The fact that both scientists did their most significant work on island
archipelagos shows that the process of speciation and evolution comes into
prominence on islands and that these processes are illustrated by several
interesting and unique patterns of speciation that highlight and explain the
process of evolution through the production of many wonderful and unique life
forms whilst indicating the ancestral form of the species, as well as its point
of origin, also follows fascinating but immutable patterns of phenotypic form
which demonstrate the mechanism of speciation.
The
laws of evolution follow patterns. These patterns are patterns of speciation
that are subject to the ecological laws of small gene pools and their
collection of dominant and recessive characteristics which are exposed to new
and challenging environments on which the ecological processes of adaptation
are able to act relatively undisturbed from the ecological processes which
their mainland counterparts are subject to. The results of these natural
laboratory experiments produce characteristics which are not only uniquely
characteristic of island forms but which at the same time demonstrate the
processes of adaptation and survival which are contained within the gene pool
of the species in question.
The
purpose of this book is to illustrate and explain to the reader the nature of
these processes.
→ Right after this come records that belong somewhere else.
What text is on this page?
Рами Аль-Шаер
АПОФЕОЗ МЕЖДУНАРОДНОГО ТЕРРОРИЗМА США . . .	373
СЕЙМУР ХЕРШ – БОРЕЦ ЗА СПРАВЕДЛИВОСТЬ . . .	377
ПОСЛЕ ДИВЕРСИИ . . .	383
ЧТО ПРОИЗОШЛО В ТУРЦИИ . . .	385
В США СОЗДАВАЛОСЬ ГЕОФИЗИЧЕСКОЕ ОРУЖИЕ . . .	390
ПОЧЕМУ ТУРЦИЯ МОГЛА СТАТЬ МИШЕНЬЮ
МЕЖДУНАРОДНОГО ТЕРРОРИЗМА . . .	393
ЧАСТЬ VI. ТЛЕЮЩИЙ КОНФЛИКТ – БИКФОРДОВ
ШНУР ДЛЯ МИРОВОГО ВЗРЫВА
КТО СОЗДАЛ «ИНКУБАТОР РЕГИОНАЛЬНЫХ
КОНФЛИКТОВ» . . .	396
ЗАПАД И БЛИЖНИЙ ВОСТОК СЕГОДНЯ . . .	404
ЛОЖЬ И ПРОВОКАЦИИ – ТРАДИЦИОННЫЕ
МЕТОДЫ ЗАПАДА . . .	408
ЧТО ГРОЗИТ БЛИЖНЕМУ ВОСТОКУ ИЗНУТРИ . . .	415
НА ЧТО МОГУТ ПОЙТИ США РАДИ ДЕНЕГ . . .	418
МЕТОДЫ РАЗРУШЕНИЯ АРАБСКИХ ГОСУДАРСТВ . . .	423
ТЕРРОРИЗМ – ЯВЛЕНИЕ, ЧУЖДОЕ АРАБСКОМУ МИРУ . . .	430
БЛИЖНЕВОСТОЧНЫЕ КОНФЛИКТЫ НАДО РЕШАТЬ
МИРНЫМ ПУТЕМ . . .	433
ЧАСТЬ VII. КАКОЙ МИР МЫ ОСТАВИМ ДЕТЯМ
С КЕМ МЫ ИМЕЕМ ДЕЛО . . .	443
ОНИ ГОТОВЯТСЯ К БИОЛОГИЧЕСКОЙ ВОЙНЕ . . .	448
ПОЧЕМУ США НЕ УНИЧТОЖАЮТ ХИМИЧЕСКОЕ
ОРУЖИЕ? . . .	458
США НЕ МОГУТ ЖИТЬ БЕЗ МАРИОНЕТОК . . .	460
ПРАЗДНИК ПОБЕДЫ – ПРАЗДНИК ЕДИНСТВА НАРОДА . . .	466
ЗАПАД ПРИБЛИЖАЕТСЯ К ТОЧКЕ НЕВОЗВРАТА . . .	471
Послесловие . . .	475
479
It is intended that this book will demonstrate the uniqueness
of islands as natural evolutionary laboratories in which scientific experiments
of ecology, evolution and alas through their fragility, all too frequently now
extinctions are still taking place.
Nevertheless
the processes of isolating and evolving gene pools enables the reader to
understand also predict the processes taking place. It is also hoped that this
book will also highlight the fragility and uniqueness of island speciation and
an awareness of what remains is conserved and nurtured for future generations,
who will hopefully learn not to repeat the mistakes of the past.